Retailer Target puts the spotlight on supply chain
By Aug 26, 2015 oncomments powered by Disqus
Plagued by a huge security breach a couple of years ago and a botched attempt to enter the Canadian market, the US retailer Target perhaps took a wise step this past week in naming John Mulligan COO and responsible for the company’s supply chain. Mr. Mulligan will certainly be kept busy particularly as Target’s CEO noted the retailer has an “incredibly complex supply chain” for unacceptable stock
In fact, in its recent earnings conference call, Target admitted its supply chain was built to serve an outdated model in which product flowed from vendors through distribution centers to stores. “To serve guests today we are becoming much more flexible in a way we fulfill demand for products and services. And this is stretching our supply chain well beyond its core capabilities. And frankly, as a result some retail fundamentals have started to suffer.” As a result, Mr. Mulligan’s first task is to “focus first and foremost on improving the capabilities of our supply chain, working across organizational boundaries to understand and address root causes that are hampering day to day execution”.
That’s a big task particularly as Target continues to test out various initiatives to boost store and digital sales. It should be noted that while overall second quarter sales increased 2.8% year-over-year, digital sales as a percentage of total sales increased only 0.5% for the same period.
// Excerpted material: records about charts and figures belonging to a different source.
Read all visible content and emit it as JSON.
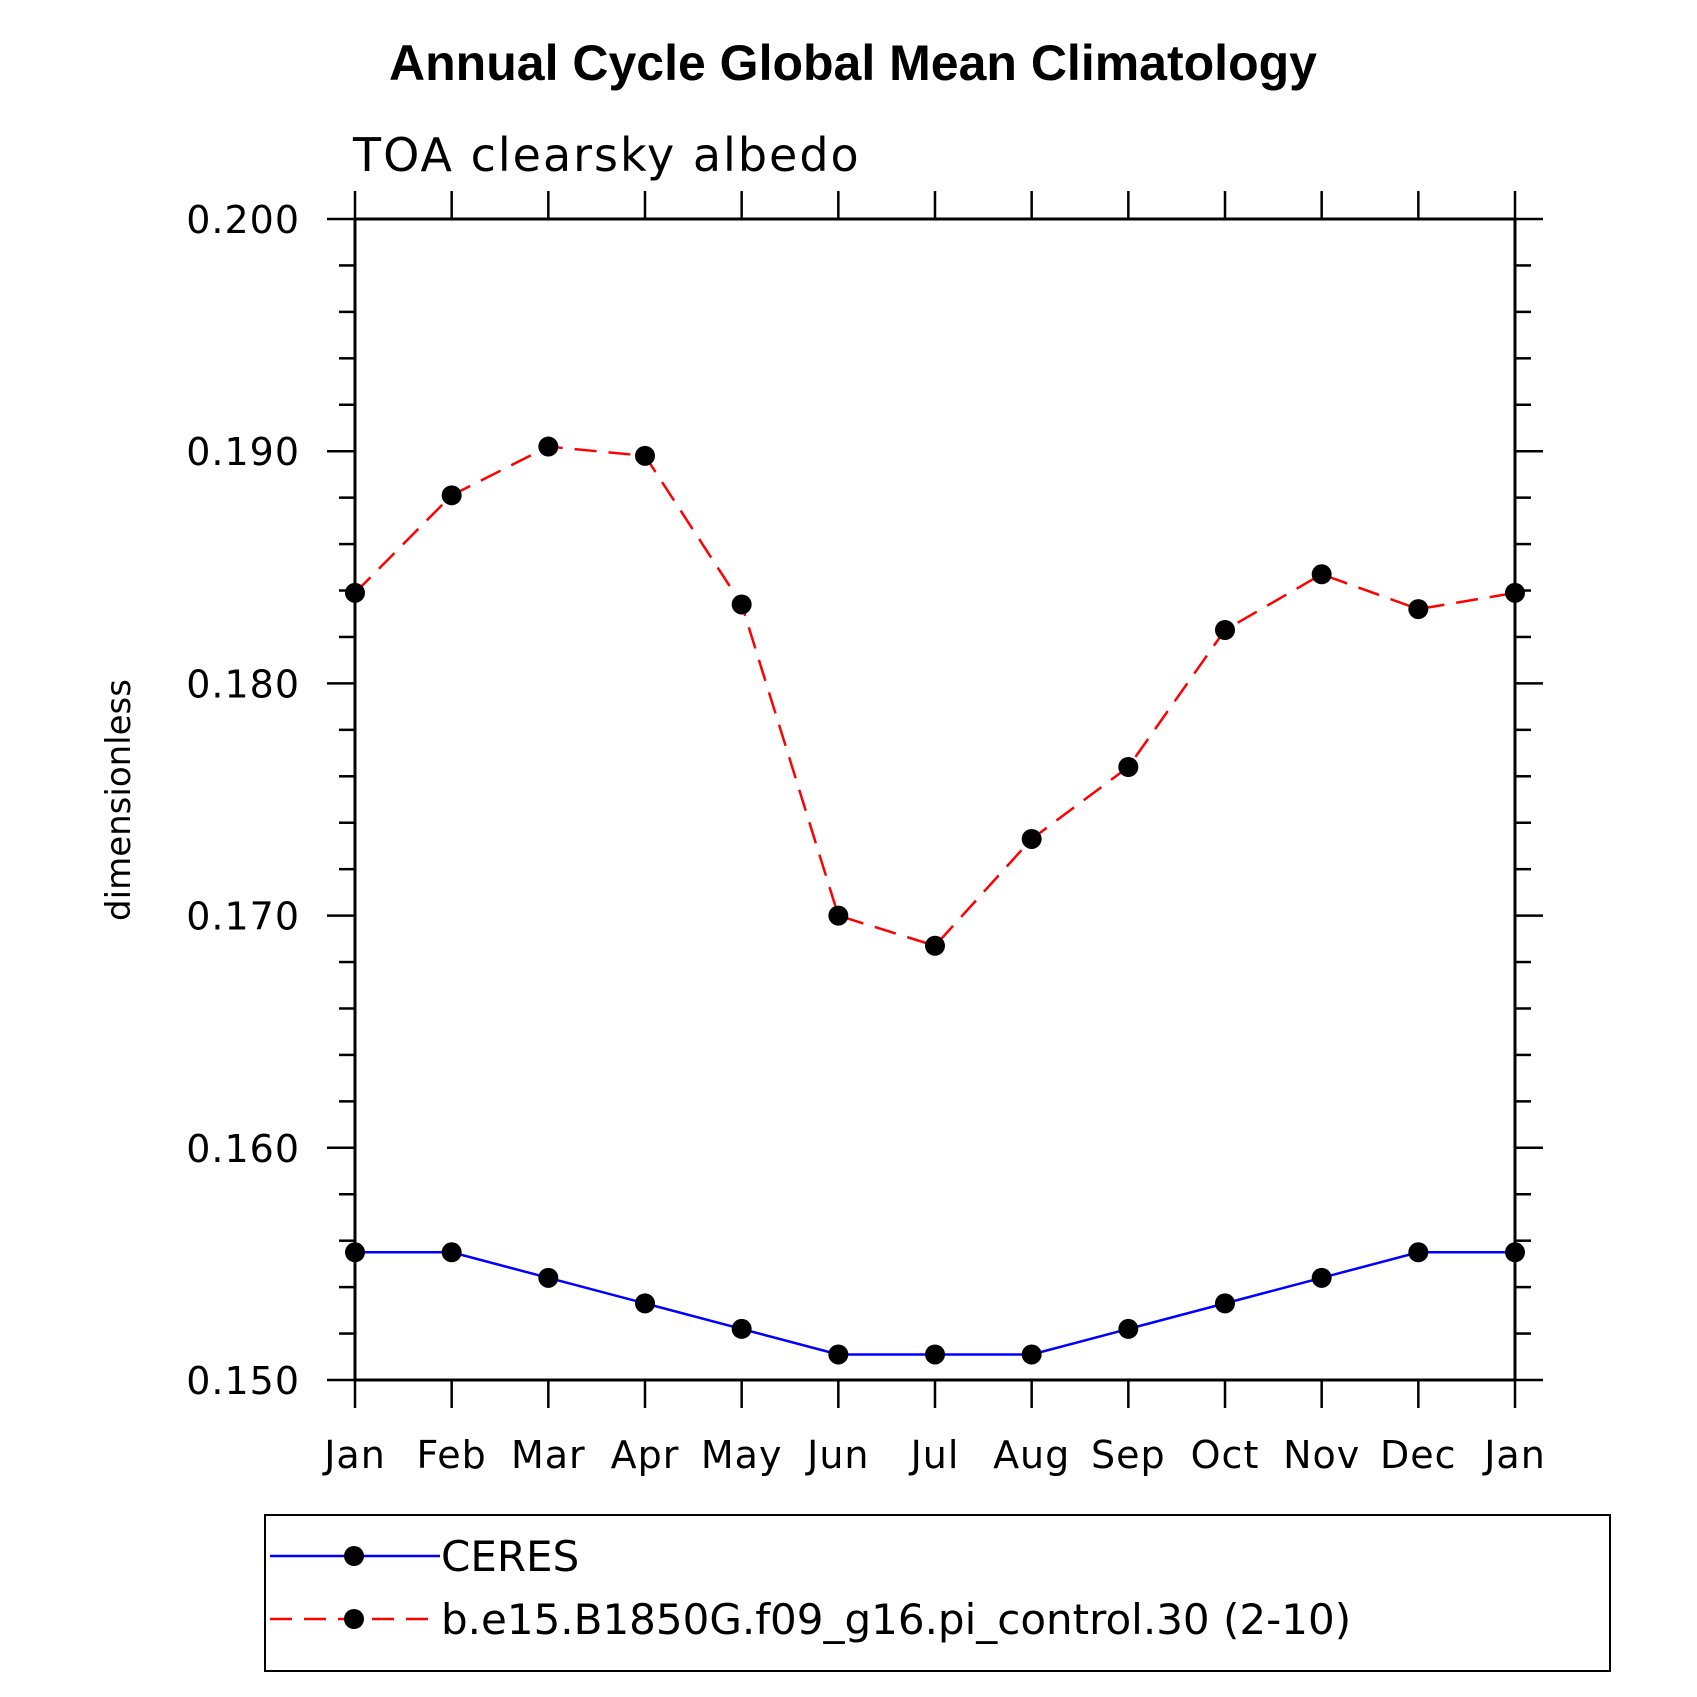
{
  "chart_data": {
    "type": "line",
    "title": "Annual Cycle Global Mean Climatology",
    "subtitle": "TOA clearsky albedo",
    "xlabel": "",
    "ylabel": "dimensionless",
    "categories": [
      "Jan",
      "Feb",
      "Mar",
      "Apr",
      "May",
      "Jun",
      "Jul",
      "Aug",
      "Sep",
      "Oct",
      "Nov",
      "Dec",
      "Jan"
    ],
    "ylim": [
      0.15,
      0.2
    ],
    "yticks": [
      "0.150",
      "0.160",
      "0.170",
      "0.180",
      "0.190",
      "0.200"
    ],
    "series": [
      {
        "name": "CERES",
        "color": "#0000ff",
        "dash": "solid",
        "values": [
          0.1555,
          0.1555,
          0.1544,
          0.1533,
          0.1522,
          0.1511,
          0.1511,
          0.1511,
          0.1522,
          0.1533,
          0.1544,
          0.1555,
          0.1555
        ]
      },
      {
        "name": "b.e15.B1850G.f09_g16.pi_control.30 (2-10)",
        "color": "#ff0000",
        "dash": "dashed",
        "values": [
          0.1839,
          0.1881,
          0.1902,
          0.1898,
          0.1834,
          0.17,
          0.1687,
          0.1733,
          0.1764,
          0.1823,
          0.1847,
          0.1832,
          0.1839
        ]
      }
    ],
    "legend": {
      "location": "bottom",
      "entries": [
        "CERES",
        "b.e15.B1850G.f09_g16.pi_control.30 (2-10)"
      ]
    },
    "grid": false
  }
}
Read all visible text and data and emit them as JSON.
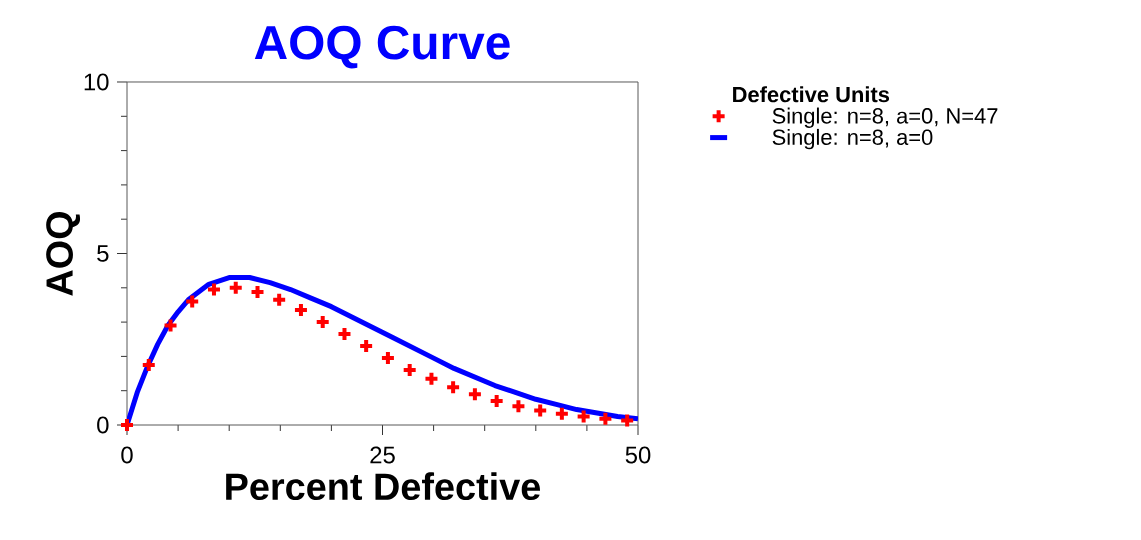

So, among the initiatives currently underway are shipping from stores. Currently the company is shipping digital orders from 140 stores but by the end of this year it expects to be shipping from 450 locations. The company noted that this will allow it to balance inventory across the network. Sounds good and many other retailers are already doing this. Target is also testing what it calls “available to promise” in which it will provide a guest a specific delivery commitment of typically 2 or 3 business days. Perhaps more information is needed about this new promise but it seems to me that retailers/shippers have the capability to narrow this delivery time even further?
Furthermore, a more “localized” experience is being tested in Chicago to test changes to assortment, presentation and inventory commitments on certain items. In addition, Target replaced its third party recommendation engine with an internally developed product – Cartwheel- which incorporates both in-store and online guest history. According to Target, it has generated incremental sales of $50 million to $100 million so far this year.
And finally, the company plans to test and introduce a more flexible format in various locations. According to Target, it opened a store in Boston next to Fenway Park stating “It simply reflects our goal to become flexible and how we fit into every community with an ability to open up a variety of stores, different sizes and layouts, offer a locally relevant assortment and provide guests with easy access to items from our entire digital assortment through in store pickup.”
All these initiatives sound exciting and show the company as interested in testing out new ideas but it also needs to be mindful of how each affects its supply chain and that apparently is where Mr. Mulligan will come into play – to help create a supply chain that matches the flexibility the company is striving towards in how it displays and sells its expanding merchandise categories to customers.